Opinion | Angela Merkel’s Refugee Plan Worked

“When their trains pulled into the gleaming Munich station, exhausted men, women and children were greeted by a sea of signs that read, ‘Welcome to Germany,’ held aloft by cheering citizens lining the platforms,” wrote Marton. Volunteers converted schools and stores into dormitories. “Germans were more than happy — in fact, thrilled — to see themselves in the role of humanitarian saviors,” said Stelzenmüller.

But the refugees had more to offer Germany than a burnished self-image. In an aging country with a low birthrate, they were a useful addition to the work force. The economy, Stelzenmüller said, “was looking for labor before the pandemic, and so there was a real demand and presumably a willingness from the labor market and companies to help people. And of course we have a long experience, a decades-long practice, of on-the-job training that is seen as a model by other European countries and in fact by America.”

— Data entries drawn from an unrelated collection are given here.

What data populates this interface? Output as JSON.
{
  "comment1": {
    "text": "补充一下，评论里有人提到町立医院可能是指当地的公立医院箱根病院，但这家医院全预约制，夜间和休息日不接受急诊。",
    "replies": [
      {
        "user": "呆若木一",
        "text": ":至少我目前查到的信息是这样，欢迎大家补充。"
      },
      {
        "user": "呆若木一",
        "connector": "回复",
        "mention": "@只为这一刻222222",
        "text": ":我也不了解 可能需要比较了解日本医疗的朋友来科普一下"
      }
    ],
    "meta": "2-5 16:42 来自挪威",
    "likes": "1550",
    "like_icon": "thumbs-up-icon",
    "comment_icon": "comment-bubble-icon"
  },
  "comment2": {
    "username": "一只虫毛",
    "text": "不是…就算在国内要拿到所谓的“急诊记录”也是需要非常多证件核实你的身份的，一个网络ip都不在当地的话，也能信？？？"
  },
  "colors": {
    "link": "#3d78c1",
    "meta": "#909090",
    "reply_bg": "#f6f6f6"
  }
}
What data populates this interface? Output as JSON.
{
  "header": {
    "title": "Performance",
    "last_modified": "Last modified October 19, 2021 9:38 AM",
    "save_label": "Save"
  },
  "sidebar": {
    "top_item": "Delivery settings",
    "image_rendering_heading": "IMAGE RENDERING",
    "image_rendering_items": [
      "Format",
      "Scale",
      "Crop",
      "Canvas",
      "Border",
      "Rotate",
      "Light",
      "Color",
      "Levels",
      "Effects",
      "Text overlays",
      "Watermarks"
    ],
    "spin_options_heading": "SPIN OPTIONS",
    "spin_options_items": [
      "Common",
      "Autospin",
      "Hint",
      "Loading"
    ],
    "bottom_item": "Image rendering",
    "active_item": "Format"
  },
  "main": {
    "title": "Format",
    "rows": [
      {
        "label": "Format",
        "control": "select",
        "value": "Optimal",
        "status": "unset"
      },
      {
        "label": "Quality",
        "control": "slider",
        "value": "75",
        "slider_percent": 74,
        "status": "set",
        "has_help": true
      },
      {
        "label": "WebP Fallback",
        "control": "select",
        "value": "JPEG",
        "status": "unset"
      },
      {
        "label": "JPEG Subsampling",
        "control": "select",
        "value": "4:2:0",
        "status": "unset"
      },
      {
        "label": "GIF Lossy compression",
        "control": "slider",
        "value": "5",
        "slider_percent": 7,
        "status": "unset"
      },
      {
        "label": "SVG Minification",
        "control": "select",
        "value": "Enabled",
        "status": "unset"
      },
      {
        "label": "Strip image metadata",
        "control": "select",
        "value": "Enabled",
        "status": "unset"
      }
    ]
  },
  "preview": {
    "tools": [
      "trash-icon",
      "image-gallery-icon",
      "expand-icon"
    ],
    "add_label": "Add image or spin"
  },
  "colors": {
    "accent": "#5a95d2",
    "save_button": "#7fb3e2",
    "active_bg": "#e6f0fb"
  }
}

Not all the lessons of Germany’s refugee experience will be welcomed by progressives. Merkel, after all, headed a center-right party, and her government took a conservative approach to assimilation. “Refugees have a responsibility to adapt to German ways,” Marton quotes Merkel saying at a meeting of her party in 2015. “Multiculturalism is a sham.”

The newcomers were required to learn German and they were settled throughout the country to avoid ghettoization. Merkel, wrote Marton, “was determined to avoid the dense concentration of immigrants that ring cities in France and Great Britain.”

And in the end, Merkel didn’t leave the border open, eventually negotiating a controversial deal with President Recep Tayyip Erdogan of Turkey to take in asylum seekers and prevent them from continuing on to Europe. She didn’t remain in power for 16 years by letting emotion outpace her sense of realpolitik.

All the same, in absorbing a million desperate people at a time when others were putting up razor wire, Germany did something great, something the rest of the world could learn from as wars and ecological calamity send many millions more trudging across the globe in search of sanctuary.